PONTIANAK — Gubernur Kalimantan Barat, Ria Norsan, menerima kunjungan kerja Menteri Koordinator Bidang Pangan, Zulkifli Hasan, di Pontianak, Senin lalu. Pertemuan ini difokuskan pada penguatan sinergi antara pemerintah pusat dan daerah dalam mengawal program strategis nasional di sektor pangan serta pembangunan wilayah.
Apa Saja yang Dibahas dalam Pertemuan?
Dalam pertemuan tertutup yang berlangsung di kantor Gubernur Kalbar itu, kedua pejabat membahas sejumlah program prioritas.

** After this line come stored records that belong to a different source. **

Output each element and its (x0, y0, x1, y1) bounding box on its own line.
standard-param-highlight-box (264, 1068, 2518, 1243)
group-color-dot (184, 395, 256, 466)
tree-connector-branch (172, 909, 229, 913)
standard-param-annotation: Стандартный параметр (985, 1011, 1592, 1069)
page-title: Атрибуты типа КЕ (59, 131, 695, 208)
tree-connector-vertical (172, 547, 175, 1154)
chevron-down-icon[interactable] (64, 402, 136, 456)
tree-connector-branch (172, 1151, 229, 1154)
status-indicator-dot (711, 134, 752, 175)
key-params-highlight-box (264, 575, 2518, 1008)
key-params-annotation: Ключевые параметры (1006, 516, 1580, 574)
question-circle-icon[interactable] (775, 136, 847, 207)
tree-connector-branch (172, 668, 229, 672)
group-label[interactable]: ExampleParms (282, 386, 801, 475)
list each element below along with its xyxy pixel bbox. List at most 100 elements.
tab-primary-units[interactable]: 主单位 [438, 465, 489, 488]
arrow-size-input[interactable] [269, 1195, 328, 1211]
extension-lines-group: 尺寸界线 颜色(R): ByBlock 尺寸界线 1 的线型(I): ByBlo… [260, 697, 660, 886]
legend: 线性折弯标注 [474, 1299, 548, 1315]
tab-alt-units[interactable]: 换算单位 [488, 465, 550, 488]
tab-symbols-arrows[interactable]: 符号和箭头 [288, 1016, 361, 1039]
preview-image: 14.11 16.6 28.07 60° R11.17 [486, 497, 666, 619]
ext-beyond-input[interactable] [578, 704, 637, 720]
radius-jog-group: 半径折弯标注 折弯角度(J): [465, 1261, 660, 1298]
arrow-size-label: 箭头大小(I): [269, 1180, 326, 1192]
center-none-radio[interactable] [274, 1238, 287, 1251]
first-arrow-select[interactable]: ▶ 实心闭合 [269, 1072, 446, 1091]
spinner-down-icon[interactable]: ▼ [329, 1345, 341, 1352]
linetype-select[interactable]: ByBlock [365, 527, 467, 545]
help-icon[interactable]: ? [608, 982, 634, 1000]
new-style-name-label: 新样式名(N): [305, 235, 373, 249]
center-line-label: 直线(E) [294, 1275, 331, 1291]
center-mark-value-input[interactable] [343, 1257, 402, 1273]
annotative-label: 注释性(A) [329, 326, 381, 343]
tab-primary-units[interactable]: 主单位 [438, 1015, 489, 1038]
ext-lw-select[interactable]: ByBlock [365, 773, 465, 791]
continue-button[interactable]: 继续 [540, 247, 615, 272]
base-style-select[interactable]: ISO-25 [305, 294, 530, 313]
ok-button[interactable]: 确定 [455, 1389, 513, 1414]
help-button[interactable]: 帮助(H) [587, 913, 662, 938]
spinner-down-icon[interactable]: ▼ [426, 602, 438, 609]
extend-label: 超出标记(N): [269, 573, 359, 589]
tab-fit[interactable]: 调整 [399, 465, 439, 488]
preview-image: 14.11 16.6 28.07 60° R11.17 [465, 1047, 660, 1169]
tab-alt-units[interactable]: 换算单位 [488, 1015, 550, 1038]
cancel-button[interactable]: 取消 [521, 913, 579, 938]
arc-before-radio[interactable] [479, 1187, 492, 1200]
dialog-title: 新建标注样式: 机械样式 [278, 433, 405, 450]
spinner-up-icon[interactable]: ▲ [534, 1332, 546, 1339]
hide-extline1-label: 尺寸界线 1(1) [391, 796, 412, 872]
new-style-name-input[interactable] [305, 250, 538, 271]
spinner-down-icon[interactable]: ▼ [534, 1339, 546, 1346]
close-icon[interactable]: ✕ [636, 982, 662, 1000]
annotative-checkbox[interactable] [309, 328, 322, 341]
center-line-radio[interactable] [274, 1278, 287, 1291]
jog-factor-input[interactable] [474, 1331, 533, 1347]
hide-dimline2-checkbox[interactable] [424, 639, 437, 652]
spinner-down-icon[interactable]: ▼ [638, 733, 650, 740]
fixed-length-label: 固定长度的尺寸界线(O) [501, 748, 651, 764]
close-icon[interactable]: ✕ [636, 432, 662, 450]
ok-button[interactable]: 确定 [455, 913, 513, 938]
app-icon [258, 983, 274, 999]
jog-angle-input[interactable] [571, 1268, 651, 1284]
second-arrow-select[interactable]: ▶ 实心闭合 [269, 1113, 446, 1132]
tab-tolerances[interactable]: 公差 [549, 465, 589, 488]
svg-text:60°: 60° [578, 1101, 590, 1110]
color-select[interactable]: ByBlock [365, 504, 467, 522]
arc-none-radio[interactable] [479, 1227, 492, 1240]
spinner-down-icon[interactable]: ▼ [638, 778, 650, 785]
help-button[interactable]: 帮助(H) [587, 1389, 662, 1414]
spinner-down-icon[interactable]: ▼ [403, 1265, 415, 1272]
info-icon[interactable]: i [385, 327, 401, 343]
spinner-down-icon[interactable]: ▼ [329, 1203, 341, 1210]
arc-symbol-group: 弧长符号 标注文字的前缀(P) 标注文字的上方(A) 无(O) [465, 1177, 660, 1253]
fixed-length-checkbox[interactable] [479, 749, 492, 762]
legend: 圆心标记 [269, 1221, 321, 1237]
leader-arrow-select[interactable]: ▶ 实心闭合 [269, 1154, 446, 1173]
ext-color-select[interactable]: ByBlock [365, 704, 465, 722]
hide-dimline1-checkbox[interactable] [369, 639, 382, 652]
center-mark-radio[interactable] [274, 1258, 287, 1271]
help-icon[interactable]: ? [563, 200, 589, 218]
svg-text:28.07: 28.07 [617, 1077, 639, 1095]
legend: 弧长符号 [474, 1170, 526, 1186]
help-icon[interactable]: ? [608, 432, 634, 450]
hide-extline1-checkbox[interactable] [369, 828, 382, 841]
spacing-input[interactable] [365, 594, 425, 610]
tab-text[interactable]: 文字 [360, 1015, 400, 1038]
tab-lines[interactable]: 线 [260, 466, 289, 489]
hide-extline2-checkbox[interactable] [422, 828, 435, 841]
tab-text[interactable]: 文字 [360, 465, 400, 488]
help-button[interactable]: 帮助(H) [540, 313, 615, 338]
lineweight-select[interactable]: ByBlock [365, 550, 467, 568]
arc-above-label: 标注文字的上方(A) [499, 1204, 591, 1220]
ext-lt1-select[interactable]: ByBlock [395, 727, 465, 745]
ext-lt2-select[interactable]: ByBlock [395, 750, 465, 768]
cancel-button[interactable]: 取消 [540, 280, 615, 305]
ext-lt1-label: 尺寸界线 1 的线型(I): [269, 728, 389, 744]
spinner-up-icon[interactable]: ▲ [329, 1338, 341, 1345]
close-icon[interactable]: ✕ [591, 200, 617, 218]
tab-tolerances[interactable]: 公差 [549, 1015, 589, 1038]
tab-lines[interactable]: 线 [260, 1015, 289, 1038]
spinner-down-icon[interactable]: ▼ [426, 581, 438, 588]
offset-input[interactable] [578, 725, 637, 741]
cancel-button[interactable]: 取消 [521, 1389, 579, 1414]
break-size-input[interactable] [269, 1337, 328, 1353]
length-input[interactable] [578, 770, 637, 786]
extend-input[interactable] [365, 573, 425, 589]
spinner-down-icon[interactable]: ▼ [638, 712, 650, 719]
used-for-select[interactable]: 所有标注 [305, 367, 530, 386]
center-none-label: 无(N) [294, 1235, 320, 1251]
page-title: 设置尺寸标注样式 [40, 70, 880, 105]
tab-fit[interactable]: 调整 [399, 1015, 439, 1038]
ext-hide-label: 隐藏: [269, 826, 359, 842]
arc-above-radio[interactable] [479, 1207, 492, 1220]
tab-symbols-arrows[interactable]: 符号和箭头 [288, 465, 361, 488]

Pembahasan utama meliputi langkah konkret memperkuat ketahanan pangan di Kalbar yang dikenal sebagai salah satu lumbung pangan di Pulau Kalimantan.
Ria Norsan menyampaikan sejumlah usulan terkait kebutuhan infrastruktur penunjang sektor pertanian. Ia menekankan pentingnya dukungan pusat untuk mempercepat realisasi program yang sudah direncanakan pemerintah provinsi.
Sinergi Pusat-Daerah untuk Program Pangan Nasional
Menko Pangan Zulkifli Hasan menegaskan komitmen pemerintah pusat untuk bersinergi dengan pemerintah daerah. Ia menyebut Kalbar memiliki potensi besar yang perlu dioptimalkan untuk mendukung target swasembada pangan nasional.
“Kami ingin memastikan program-program strategis di daerah berjalan sesuai rencana. Kalbar punya peran penting, dan kami akan kawal bersama,” ujar Zulkifli Hasan dalam keterangan pers setelah pertemuan.
Dampak Langsung bagi Petani dan Warga Kalbar
Pertemuan ini diharapkan berdampak langsung pada peningkatan produktivitas petani di Kalbar. Jika program berjalan lancar, distribusi pupuk, bantuan alat mesin pertanian, hingga perbaikan irigasi di beberapa kabupaten bisa segera terealisasi.
Pemerintah provinsi juga mendorong agar hasil pertanian lokal seperti padi dan jagung bisa lebih mudah diakses pasar. Hal ini dinilai penting untuk menjaga stabilitas harga di tingkat petani sekaligus mengendalikan inflasi daerah.
Langkah Tindak Lanjut ke Depan
Pasca pertemuan, Gubernur Ria Norsan menyatakan akan segera membentuk tim teknis untuk menyusun peta jalan implementasi hasil diskusi. Tim ini akan berkoordinasi langsung dengan kementerian terkait untuk memastikan tidak ada hambatan di lapangan.
“Kami akan tindak lanjuti semua yang sudah dibahas. Harapannya, dalam waktu dekat sudah ada progres nyata yang dirasakan masyarakat,” kata Ria Norsan.